Iran: Ausländerhetze statt Arbeitsplätze

Aus der am kaspischen Meer gelegenen Region Masandaran sind ausländerfeindliche Töne aus amtlichem Munde zu hören.
Der für Sicherheits- und Politikfragen verantwortliche Vertreter der Regionalverwaltung Hadi Ebrahimi erklärte gegenüber der staatlichen iranischen Nachrichtenagentur IRNA, dass der Aufenthalt von Afghanen in dieser Region ab dem 1. des iranischen Monats Tir (also dem 21. Juni 2012) verboten sind.
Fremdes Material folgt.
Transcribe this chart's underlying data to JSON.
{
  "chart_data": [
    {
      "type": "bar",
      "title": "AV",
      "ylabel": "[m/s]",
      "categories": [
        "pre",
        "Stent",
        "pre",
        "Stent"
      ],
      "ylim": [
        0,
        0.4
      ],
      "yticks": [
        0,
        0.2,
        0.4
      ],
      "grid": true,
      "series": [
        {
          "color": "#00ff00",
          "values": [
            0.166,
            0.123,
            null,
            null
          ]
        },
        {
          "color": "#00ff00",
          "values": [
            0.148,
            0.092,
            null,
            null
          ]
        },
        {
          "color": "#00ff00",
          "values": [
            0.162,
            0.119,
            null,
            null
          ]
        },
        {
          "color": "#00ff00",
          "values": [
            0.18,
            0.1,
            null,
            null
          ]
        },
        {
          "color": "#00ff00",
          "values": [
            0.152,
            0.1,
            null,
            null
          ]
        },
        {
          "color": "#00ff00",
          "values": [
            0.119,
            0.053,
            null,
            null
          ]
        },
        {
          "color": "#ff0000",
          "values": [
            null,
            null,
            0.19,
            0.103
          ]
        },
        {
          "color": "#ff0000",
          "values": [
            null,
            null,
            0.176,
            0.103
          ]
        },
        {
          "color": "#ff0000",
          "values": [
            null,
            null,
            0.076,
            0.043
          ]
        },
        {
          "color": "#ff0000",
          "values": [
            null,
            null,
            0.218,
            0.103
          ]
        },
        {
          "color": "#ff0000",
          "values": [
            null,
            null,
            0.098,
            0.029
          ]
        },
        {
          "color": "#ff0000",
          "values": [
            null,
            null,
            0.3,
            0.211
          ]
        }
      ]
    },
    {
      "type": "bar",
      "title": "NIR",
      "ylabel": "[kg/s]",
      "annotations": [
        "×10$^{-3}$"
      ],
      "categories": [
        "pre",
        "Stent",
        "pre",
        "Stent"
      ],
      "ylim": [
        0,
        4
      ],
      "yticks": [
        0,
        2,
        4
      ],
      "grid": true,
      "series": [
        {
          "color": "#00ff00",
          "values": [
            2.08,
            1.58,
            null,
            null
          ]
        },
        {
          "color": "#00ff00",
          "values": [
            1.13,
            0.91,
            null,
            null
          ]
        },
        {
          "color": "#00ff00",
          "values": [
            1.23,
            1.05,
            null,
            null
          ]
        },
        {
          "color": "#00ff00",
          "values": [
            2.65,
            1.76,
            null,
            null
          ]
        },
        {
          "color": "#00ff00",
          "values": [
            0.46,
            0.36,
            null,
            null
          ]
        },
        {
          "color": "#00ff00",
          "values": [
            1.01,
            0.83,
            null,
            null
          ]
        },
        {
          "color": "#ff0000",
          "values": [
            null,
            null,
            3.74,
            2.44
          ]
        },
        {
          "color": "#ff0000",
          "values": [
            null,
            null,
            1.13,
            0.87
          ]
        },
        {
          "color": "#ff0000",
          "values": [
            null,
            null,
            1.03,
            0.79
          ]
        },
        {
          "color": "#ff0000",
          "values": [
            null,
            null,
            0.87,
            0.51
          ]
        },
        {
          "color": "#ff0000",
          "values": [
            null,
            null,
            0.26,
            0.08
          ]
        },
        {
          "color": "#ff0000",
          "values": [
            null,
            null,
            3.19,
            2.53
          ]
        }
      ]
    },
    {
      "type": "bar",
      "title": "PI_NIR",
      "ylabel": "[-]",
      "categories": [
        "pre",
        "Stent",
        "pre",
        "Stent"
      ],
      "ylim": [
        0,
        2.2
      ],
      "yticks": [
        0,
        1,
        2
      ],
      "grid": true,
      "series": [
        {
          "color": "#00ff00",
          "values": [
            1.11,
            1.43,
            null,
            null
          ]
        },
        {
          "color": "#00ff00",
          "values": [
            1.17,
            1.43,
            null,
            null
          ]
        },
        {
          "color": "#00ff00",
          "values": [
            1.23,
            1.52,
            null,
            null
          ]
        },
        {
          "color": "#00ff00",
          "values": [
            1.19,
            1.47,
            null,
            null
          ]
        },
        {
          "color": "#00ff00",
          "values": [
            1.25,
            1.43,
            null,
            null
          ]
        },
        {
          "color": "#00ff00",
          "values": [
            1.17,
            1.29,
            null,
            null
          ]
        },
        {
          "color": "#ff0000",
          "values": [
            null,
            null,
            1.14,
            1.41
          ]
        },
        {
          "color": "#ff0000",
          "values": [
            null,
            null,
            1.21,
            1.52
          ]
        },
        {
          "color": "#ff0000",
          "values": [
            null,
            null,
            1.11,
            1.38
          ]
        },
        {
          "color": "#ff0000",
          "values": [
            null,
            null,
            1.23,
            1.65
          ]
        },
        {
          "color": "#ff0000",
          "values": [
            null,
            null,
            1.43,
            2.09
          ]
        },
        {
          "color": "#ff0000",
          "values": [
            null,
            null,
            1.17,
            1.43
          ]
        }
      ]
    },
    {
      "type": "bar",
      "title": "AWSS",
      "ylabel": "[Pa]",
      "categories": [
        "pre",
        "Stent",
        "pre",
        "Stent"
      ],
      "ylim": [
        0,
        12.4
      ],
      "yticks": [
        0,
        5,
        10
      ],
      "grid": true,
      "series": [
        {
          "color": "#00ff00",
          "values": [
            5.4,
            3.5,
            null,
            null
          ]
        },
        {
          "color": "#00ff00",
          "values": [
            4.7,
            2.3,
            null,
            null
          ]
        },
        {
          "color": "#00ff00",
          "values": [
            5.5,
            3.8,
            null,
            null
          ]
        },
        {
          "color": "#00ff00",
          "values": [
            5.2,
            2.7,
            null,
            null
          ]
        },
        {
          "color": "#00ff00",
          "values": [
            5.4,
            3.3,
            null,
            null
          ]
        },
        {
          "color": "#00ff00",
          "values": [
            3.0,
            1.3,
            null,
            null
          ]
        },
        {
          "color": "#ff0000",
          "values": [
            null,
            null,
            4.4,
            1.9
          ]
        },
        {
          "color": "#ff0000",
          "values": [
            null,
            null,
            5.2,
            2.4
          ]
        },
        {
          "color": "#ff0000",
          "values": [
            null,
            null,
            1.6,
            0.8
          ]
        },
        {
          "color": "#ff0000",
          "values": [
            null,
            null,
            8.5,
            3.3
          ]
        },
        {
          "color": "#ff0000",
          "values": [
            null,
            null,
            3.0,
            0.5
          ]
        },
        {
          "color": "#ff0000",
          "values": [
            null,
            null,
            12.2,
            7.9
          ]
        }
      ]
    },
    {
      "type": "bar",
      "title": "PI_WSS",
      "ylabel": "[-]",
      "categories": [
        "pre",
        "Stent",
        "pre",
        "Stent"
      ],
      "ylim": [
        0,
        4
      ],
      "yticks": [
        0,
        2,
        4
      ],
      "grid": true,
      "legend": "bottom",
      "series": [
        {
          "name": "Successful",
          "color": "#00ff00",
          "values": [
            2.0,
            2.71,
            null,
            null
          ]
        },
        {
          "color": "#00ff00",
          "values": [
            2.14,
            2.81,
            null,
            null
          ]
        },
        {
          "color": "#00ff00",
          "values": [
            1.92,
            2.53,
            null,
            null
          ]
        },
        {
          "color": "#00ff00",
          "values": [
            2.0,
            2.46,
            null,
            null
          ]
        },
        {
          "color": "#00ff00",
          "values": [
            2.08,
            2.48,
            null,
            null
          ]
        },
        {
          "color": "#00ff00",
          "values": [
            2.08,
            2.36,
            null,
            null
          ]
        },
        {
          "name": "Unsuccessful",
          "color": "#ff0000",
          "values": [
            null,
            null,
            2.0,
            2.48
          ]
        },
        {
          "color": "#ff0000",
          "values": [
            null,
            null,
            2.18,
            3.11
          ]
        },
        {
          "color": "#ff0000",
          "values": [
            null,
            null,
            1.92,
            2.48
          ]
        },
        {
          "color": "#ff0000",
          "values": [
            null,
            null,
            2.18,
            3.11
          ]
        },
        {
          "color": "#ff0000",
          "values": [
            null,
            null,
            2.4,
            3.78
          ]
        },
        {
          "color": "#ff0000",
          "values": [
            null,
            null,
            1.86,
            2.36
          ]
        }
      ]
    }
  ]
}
Eigentlich gibt es schon seit fünf Jahren diesbezügliche Einschränkungen, aber die wurden anscheinend nicht konsequent umgesetzt.

Arbeitsverbot, Heiratsverbot
Ab dem 1. Tir (21. Juni) ist es iranischen Frauen in Masandaran verboten, afghanische Männer zu heiraten, Arbeitgeber dürfen keine Afghanen mehr beschäftigen.
Hadi Ebrahimi gab keinerlei Gründe für diese ausländerfeindliche Maßnahme an, aber man kann vermuten, dass die iranischen Behörden auf diesem Weg von ihrer katastrophalen Wirtschaftspolitik ablenken wollen und einen Sündenbock für die massiv steigende Arbeitslosigkeit suchen.
Wie man sieht, sind die im Iran herrschenden Mollas und Pasdaran treue Kinder westlicher Politiker, die ähnliche Rezepte anbieten, wenn es um die Bekämpfung von Arbeitslosigkeit geht.